The structure of mtcars dataset is as follows,
- > str(mtcars)
- 'data.frame': 32 obs. of 11 variables:
- $ mpg : num 21 21 22.8 21.4 18.7 18.1 14.3 24.4 22.8 19.2 ...
- $ cyl : num 6 6 4 6 8 6 8 4 4 6 ...
- $ disp: num 160 160 108 258 360 ...
- $ hp : num 110 110 93 110 175 105 245 62 95 123 ...
- $ drat: num 3.9 3.9 3.85 3.08 3.15 2.76 3.21 3.69 3.92 3.92 ...
- $ wt : num 2.62 2.88 2.32 3.21 3.44 ...
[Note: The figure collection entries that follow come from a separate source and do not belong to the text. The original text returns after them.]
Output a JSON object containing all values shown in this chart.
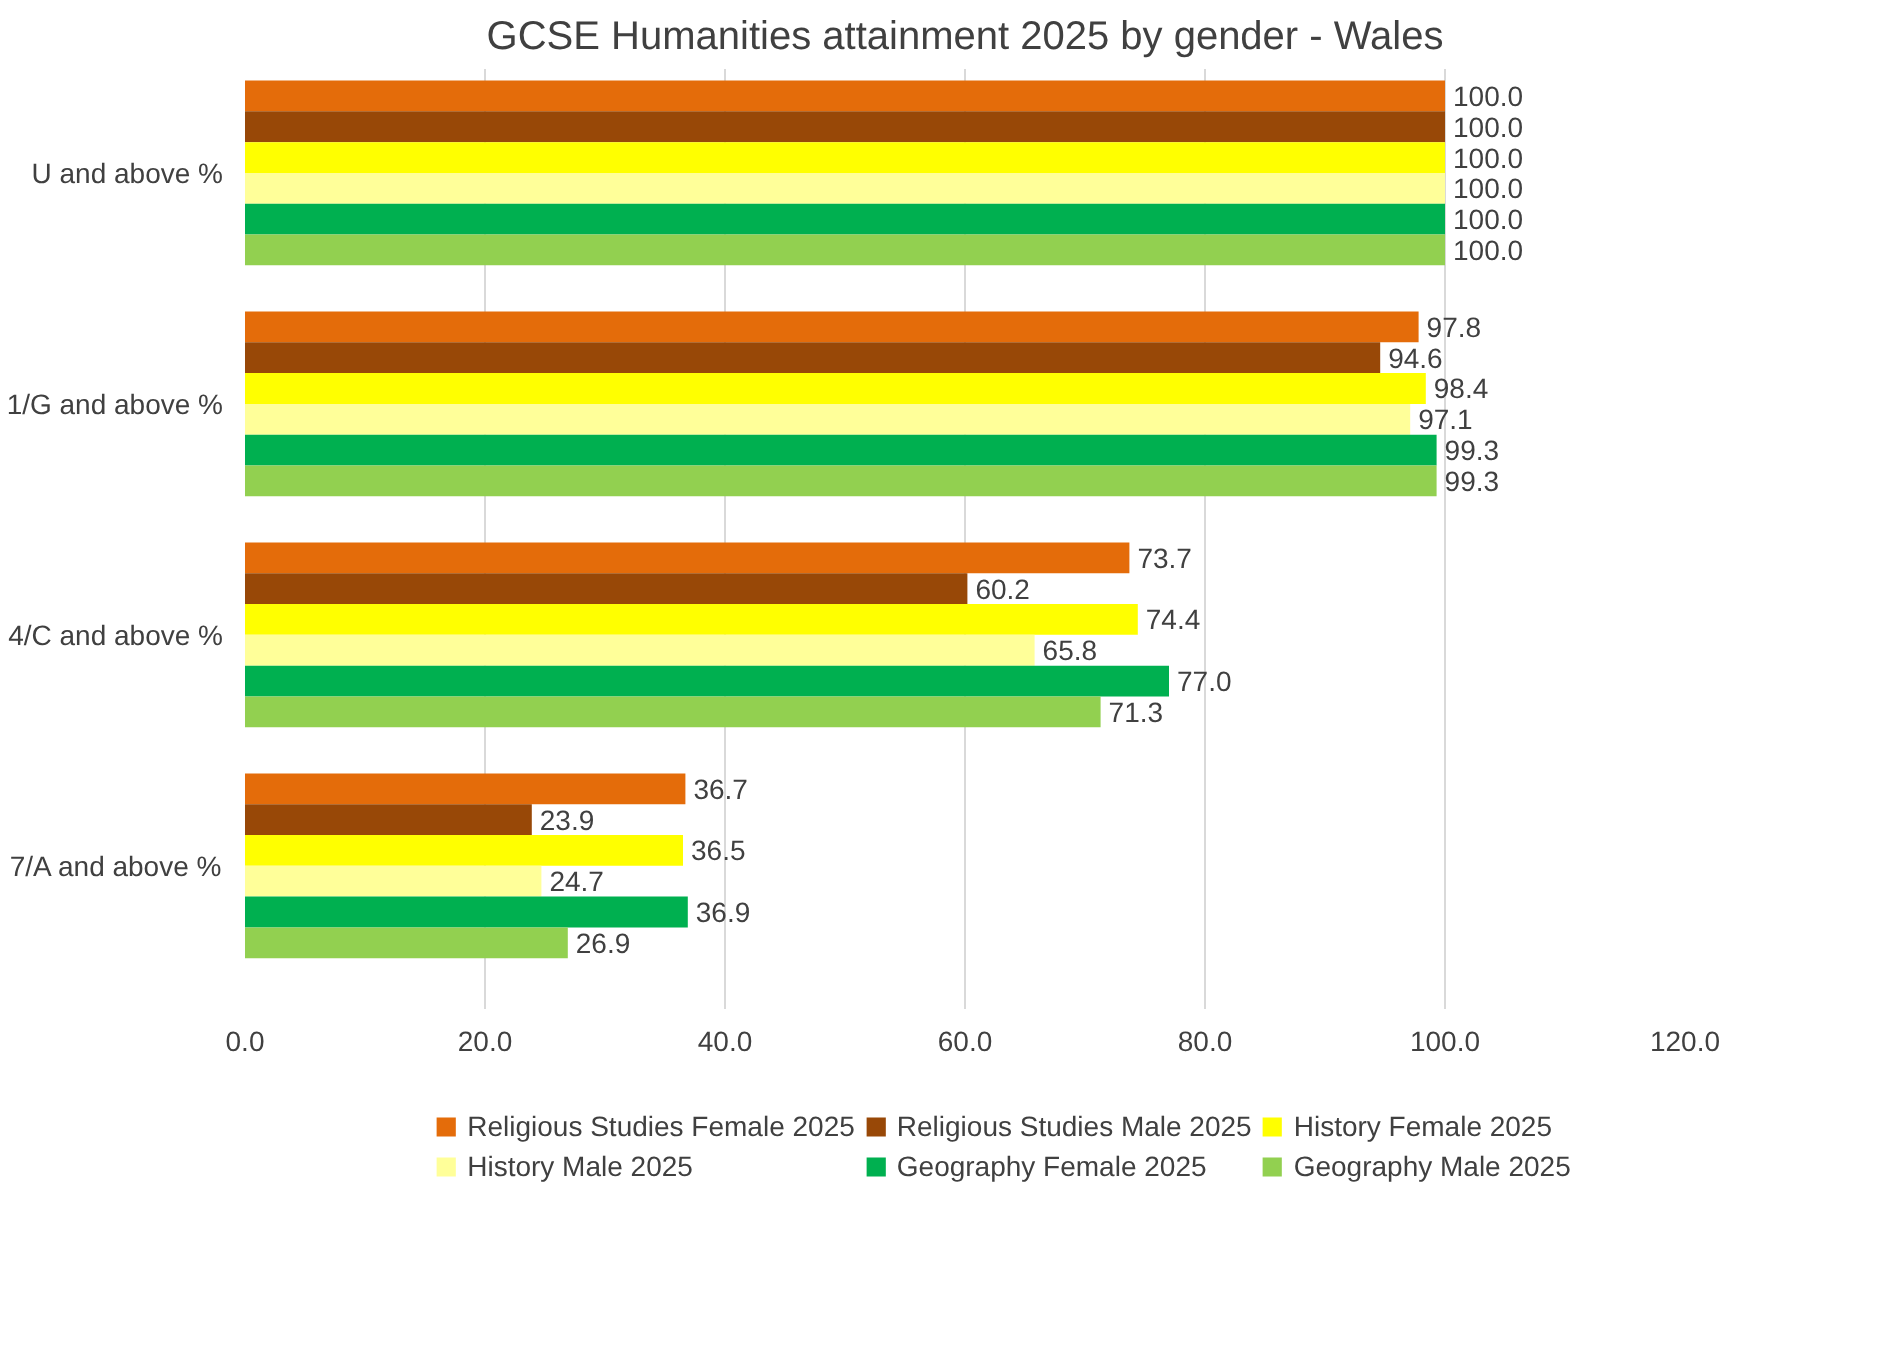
{
  "chart_data": {
    "type": "bar",
    "orientation": "horizontal",
    "title": "GCSE Humanities attainment 2025 by gender - Wales",
    "categories": [
      "U and above %",
      "1/G and above %",
      "4/C and above %",
      "7/A and above %"
    ],
    "series": [
      {
        "name": "Religious Studies Female 2025",
        "color": "#e46c0a",
        "values": [
          100.0,
          97.8,
          73.7,
          36.7
        ],
        "value_labels": [
          "100.0",
          "97.8",
          "73.7",
          "36.7"
        ]
      },
      {
        "name": "Religious Studies Male 2025",
        "color": "#984807",
        "values": [
          100.0,
          94.6,
          60.2,
          23.9
        ],
        "value_labels": [
          "100.0",
          "94.6",
          "60.2",
          "23.9"
        ]
      },
      {
        "name": "History Female 2025",
        "color": "#ffff00",
        "values": [
          100.0,
          98.4,
          74.4,
          36.5
        ],
        "value_labels": [
          "100.0",
          "98.4",
          "74.4",
          "36.5"
        ]
      },
      {
        "name": "History Male 2025",
        "color": "#ffff99",
        "values": [
          100.0,
          97.1,
          65.8,
          24.7
        ],
        "value_labels": [
          "100.0",
          "97.1",
          "65.8",
          "24.7"
        ]
      },
      {
        "name": "Geography Female 2025",
        "color": "#00b050",
        "values": [
          100.0,
          99.3,
          77.0,
          36.9
        ],
        "value_labels": [
          "100.0",
          "99.3",
          "77.0",
          "36.9"
        ]
      },
      {
        "name": "Geography Male 2025",
        "color": "#92d050",
        "values": [
          100.0,
          99.3,
          71.3,
          26.9
        ],
        "value_labels": [
          "100.0",
          "99.3",
          "71.3",
          "26.9"
        ]
      }
    ],
    "xlim": [
      0,
      120
    ],
    "xticks": [
      {
        "value": 0,
        "label": "0.0"
      },
      {
        "value": 20,
        "label": "20.0"
      },
      {
        "value": 40,
        "label": "40.0"
      },
      {
        "value": 60,
        "label": "60.0"
      },
      {
        "value": 80,
        "label": "80.0"
      },
      {
        "value": 100,
        "label": "100.0"
      },
      {
        "value": 120,
        "label": "120.0"
      }
    ],
    "grid": "x",
    "legend": "bottom"
  }
}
- $ qsec: num 16.5 17 18.6 19.4 17 ...
- $ vs : num 0 0 1 1 0 1 0 1 1 1 ...
- $ am : num 1 1 1 0 0 0 0 0 0 0 ...
- $ gear: num 4 4 4 3 3 3 3 4 4 4 ...
- $ carb: num 4 4 1 1 2 1 4 2 2 4 ...
- >
The subsets using negative numerical values of mtcars dataset is as follows,
- > mtcars[-c(6, 5, 3, 8)]
- mpg cyl hp qsec am gear carb
- Mazda RX4 21.0 6 110 16.46 1 4 4
- Mazda RX4 Wag 21.0 6 110 17.02 1 4 4
- Datsun 710 22.8 4 93 18.61 1 4 1
- Hornet 4 Drive 21.4 6 110 19.44 0 3 1
- Hornet Sportabout 18.7 8 175 17.02 0 3 2
- Valiant 18.1 6 105 20.22 0 3 1
- Duster 360 14.3 8 245 15.84 0 3 4
- Merc 240D 24.4 4 62 20.00 0 4 2
- Merc 230 22.8 4 95 22.90 0 4 2
- Merc 280 19.2 6 123 18.30 0 4 4
- Merc 280C 17.8 6 123 18.90 0 4 4
- Merc 450SE 16.4 8 180 17.40 0 3 3
- Merc 450SL 17.3 8 180 17.60 0 3 3
- Merc 450SLC 15.2 8 180 18.00 0 3 3
- Cadillac Fleetwood 10.4 8 205 17.98 0 3 4
- Lincoln Continental 10.4 8 215 17.82 0 3 4
- Chrysler Imperial 14.7 8 230 17.42 0 3 4
- Fiat 128 32.4 4 66 19.47 1 4 1
- Honda Civic 30.4 4 52 18.52 1 4 2
- Toyota Corolla 33.9 4 65 19.90 1 4 1
- Toyota Corona 21.5 4 97 20.01 0 3 1
- Dodge Challenger 15.5 8 150 16.87 0 3 2
- AMC Javelin 15.2 8 150 17.30 0 3 2
- Camaro Z28 13.3 8 245 15.41 0 3 4
- Pontiac Firebird 19.2 8 175 17.05 0 3 2
- Fiat X1-9 27.3 4 66 18.90 1 4 1
- Porsche 914-2 26.0 4 91 16.70 1 5 2
- Lotus Europa 30.4 4 113 16.90 1 5 2
- Ford Pantera L 15.8 8 264 14.50 1 5 4
- Ferrari Dino 19.7 6 175 15.50 1 5 6
- Maserati Bora 15.0 8 335 14.60 1 5 8
- Volvo 142E 21.4 4 109 18.60 1 4 2
- >
The above code pulls out those columns whose index positions are mentioned in the single square brackets operator along with negative sign and creates a subset of all the required rows excluding columns at index positions 6, 5, 3 and 8.
Summary
In this article, I demonstrated how to create subsets of datasets using negative numerical values for analysis of dataset so as to extract relevant data. Different kinds of operators and datasets are used to create subsets of dataset using negative numerical values. Proper coding snippets along with outputs are also provided.